When a plant reproduces, a lot of resources can get directed to producing the reproductive organs. Stores expended on packaging seeds are spent on vegetative growth or defence. Iris Le Roncé and colleagues note that plants are modular, and so resource allocation strategies to reproduction can also vary among hierarchical levels. To find out how resources are allocated, they carried out a defoliation experiment on Quercus ilex.
Q. ilex is the ‘evergreen oak’, or ‘holly oak’, a tree found in forests around the Mediterranean. A a major part of the forests, learning how it copes with adversity is useful, so Le Roncé and colleagues put it to the test. “The originality of our study is to cover the main steps of the reproductive cycle, at different scales within the tree and with a large range of defoliation intensities, from 0 to over 80% of defoliation, and to quantify its impact not only on the allocation to reproduction of the same year but also on allocation to vegetative and reproductive organs the following year.” they write in their article.

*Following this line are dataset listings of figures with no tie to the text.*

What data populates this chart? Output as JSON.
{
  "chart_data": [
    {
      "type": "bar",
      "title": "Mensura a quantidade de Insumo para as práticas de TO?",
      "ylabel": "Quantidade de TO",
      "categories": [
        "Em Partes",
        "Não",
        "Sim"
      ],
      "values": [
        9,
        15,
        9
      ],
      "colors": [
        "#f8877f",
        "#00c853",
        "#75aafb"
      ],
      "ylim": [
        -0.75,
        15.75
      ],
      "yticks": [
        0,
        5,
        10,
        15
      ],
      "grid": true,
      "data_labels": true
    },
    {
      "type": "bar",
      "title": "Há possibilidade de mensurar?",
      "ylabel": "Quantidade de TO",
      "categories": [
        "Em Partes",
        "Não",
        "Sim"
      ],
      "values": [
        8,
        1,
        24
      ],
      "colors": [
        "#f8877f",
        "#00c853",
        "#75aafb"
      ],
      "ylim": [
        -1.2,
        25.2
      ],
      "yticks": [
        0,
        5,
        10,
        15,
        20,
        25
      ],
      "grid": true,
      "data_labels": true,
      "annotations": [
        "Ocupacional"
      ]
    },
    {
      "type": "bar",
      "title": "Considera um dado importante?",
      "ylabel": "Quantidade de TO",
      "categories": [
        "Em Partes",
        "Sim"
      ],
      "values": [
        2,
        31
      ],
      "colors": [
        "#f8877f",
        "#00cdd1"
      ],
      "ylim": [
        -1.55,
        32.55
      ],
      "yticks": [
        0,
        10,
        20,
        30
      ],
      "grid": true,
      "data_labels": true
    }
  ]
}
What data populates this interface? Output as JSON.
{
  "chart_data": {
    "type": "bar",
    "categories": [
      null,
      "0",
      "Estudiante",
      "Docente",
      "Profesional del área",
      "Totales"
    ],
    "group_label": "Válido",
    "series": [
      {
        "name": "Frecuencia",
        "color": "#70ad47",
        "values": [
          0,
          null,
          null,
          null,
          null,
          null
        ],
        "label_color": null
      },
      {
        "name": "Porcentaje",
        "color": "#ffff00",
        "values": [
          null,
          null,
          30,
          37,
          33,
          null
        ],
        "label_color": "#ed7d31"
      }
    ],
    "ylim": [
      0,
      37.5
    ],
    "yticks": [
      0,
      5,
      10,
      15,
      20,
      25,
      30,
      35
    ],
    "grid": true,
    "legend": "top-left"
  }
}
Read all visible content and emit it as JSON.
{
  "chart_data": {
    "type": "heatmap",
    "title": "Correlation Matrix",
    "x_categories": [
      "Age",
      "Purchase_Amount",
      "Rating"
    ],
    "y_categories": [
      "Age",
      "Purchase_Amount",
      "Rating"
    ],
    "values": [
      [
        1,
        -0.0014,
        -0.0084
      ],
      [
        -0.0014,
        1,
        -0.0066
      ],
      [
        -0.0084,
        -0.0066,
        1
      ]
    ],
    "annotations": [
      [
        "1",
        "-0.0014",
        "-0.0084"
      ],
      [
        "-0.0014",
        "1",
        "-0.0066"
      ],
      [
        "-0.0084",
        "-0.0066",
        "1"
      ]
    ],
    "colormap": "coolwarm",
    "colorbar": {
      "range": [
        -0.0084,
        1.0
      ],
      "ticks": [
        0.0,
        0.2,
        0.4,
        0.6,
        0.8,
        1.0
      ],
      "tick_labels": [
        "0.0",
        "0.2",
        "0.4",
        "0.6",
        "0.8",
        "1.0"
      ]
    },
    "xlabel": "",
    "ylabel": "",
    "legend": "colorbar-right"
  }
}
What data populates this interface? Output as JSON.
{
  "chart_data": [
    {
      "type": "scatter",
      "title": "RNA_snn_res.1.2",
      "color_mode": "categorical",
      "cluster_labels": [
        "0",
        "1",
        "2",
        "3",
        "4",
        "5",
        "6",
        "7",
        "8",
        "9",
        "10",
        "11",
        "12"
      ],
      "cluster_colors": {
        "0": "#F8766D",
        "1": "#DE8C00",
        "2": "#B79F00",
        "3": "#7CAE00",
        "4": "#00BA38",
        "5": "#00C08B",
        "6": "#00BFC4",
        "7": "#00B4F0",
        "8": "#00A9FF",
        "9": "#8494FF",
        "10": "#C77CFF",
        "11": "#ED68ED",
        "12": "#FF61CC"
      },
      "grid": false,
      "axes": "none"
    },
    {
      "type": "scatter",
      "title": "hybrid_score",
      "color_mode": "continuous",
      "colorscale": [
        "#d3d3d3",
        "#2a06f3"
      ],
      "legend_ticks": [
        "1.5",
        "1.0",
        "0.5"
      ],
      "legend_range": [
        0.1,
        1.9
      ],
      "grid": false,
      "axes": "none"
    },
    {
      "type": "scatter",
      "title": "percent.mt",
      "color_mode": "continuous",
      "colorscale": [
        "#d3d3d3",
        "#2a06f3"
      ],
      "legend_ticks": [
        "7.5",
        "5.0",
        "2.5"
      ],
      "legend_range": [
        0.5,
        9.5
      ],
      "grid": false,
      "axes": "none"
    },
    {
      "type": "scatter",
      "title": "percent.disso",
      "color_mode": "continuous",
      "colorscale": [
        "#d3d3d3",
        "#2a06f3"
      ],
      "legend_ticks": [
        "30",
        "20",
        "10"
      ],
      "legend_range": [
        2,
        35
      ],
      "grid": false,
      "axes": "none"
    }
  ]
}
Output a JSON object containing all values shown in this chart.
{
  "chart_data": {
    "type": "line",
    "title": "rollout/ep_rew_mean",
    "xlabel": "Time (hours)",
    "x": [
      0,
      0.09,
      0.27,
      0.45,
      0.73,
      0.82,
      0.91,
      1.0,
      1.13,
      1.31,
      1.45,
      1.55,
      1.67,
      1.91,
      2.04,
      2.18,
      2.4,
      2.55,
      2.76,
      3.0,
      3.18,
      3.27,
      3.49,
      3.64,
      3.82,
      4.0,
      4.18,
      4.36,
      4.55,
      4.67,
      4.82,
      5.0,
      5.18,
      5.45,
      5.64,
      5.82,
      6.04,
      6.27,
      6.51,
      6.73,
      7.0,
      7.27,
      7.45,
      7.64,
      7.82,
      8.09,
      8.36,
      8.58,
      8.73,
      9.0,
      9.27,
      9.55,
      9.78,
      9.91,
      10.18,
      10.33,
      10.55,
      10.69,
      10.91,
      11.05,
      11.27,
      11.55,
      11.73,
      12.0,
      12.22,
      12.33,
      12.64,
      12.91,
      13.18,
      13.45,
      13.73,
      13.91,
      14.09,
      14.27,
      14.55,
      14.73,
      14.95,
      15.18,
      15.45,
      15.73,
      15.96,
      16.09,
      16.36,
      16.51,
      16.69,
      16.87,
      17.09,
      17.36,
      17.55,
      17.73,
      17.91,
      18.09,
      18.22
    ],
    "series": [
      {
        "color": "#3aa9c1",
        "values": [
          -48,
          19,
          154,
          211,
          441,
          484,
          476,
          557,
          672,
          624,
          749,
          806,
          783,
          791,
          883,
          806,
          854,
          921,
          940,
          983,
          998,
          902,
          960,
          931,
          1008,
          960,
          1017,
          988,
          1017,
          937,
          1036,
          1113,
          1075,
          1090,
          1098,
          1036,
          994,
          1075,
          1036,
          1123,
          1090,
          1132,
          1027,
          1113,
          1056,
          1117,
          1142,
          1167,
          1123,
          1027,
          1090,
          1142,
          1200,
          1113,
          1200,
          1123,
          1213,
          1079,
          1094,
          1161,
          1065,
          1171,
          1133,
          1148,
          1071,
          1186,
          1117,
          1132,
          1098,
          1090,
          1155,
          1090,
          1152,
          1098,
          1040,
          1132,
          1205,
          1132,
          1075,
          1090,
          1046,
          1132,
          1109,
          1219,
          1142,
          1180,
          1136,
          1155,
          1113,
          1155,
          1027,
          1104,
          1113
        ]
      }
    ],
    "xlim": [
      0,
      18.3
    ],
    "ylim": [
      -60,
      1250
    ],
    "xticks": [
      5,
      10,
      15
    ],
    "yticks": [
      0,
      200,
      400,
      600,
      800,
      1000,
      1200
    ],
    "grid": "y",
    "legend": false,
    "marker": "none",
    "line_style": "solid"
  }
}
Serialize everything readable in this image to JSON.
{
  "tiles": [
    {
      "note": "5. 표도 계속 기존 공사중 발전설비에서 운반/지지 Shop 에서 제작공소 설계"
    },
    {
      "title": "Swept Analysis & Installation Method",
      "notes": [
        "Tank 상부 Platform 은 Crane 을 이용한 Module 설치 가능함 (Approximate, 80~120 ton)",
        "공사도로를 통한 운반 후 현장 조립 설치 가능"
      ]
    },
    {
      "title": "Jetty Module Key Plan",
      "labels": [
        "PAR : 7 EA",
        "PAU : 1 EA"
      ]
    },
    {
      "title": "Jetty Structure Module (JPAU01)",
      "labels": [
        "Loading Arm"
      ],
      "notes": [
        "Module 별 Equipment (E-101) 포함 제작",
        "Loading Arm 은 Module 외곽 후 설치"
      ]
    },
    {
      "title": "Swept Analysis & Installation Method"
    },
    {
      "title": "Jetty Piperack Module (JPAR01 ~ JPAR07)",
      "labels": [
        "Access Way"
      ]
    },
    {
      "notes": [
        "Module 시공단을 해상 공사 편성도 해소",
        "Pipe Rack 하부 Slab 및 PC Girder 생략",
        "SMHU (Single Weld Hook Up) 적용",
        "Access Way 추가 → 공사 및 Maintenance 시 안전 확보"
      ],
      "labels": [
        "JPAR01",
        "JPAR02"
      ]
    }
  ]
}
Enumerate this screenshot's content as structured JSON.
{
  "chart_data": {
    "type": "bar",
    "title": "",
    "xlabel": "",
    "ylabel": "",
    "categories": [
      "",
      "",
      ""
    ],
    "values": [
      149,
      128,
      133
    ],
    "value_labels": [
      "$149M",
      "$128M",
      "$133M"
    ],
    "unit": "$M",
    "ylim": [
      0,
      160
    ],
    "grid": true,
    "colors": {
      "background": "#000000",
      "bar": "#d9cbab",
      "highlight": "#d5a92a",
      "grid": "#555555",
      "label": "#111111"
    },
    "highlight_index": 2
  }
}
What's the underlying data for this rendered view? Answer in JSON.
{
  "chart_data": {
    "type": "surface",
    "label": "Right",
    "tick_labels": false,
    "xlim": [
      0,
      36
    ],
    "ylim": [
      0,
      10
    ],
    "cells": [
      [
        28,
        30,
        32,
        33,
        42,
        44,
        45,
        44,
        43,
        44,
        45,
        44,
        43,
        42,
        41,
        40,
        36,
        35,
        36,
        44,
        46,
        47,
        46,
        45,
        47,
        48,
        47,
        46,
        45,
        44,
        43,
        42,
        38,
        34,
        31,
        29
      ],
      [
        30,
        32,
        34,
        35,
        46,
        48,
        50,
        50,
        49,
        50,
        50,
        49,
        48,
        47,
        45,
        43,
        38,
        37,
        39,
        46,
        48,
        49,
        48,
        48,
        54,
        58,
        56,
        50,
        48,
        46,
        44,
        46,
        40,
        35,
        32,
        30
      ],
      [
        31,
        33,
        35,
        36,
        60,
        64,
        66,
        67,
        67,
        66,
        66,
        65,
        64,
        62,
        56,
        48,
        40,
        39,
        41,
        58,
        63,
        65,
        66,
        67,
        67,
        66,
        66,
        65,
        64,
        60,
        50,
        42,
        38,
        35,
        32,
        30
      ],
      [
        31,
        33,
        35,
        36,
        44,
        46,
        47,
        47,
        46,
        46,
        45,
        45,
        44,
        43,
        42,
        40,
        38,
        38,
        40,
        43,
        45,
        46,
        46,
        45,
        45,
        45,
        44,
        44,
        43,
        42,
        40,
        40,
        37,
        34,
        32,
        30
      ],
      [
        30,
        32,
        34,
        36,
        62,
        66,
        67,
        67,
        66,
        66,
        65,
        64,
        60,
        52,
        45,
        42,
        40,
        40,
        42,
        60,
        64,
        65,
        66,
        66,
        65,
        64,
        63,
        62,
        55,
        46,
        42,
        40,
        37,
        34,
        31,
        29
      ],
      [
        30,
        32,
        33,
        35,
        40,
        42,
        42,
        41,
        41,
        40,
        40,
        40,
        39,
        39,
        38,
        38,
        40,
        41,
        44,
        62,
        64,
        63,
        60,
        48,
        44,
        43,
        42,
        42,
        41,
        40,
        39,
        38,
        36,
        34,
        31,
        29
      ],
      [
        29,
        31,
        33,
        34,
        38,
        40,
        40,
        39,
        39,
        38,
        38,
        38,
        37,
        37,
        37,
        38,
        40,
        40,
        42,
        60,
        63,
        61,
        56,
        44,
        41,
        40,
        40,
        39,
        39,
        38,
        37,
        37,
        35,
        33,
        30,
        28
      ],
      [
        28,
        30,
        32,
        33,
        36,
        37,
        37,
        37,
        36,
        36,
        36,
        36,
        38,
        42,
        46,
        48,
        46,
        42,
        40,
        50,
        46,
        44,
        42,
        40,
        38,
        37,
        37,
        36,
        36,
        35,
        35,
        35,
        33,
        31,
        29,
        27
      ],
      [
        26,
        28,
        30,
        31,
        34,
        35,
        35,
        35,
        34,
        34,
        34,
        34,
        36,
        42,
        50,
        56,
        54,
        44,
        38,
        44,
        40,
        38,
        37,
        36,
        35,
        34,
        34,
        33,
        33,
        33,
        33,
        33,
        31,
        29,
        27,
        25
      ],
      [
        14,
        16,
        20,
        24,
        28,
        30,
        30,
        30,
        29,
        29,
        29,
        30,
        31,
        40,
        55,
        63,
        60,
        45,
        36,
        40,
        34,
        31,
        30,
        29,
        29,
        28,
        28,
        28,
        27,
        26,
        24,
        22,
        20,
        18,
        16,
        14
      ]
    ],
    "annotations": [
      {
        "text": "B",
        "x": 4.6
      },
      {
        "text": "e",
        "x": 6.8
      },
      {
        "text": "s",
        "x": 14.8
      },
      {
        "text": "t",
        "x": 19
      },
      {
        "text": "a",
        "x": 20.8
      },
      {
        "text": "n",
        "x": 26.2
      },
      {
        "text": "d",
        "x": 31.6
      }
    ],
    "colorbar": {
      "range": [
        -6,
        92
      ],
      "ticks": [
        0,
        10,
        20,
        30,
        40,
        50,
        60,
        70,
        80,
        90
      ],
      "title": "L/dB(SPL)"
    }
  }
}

They split the branches of eight trees into three groups. The first was the control group, These branches had no defoliation, so establish a baseline. The next group was 50% defoliated. The last group was the unlucky group. These branches lost 85% of their leaves.
“As we expected, defoliation reduced the number of catkins per shoot, the number of staminate flowers per catkin and the number of female flowers per shoot in the following year, while it increased the number of leaves,” write the authors. “This allocation shift did not impact the number of stamens per flower, which might be more developmentally constrained. We observed a reduction, but not an interruption of female flowers production the year following defoliation. This contrasts with findings by Wiley et al. (2017) after whole tree defoliation in Quercus velutina, probably because, in our case, defoliated branches could rely on resources from non-defoliated branches further away.”
Another feature of the defoliated branches was that they produced fruits, like the control group. The botanists didn’t see increased photosynthesis in the remaining leaves, so they believe the carbon for the fruit either came from leaves further away on other branches, from distant reserves, or from local reserves in shoots. The problem with local carbon as a source is that authors say the shoots on the branches wouldn’t have had the reserves to produce the fruit.
The arrival from carbon from elsewhere suggest that the allocation of resources is determines at a larger scale than the shoot, the authors say. “Most importantly, our results also reveal the complexity in resource allocation strategies to the different plant functions over two consecutive years depending on the resource availability,” they add. This finding shows how climate events in one summer could have long-term consequences for some trees.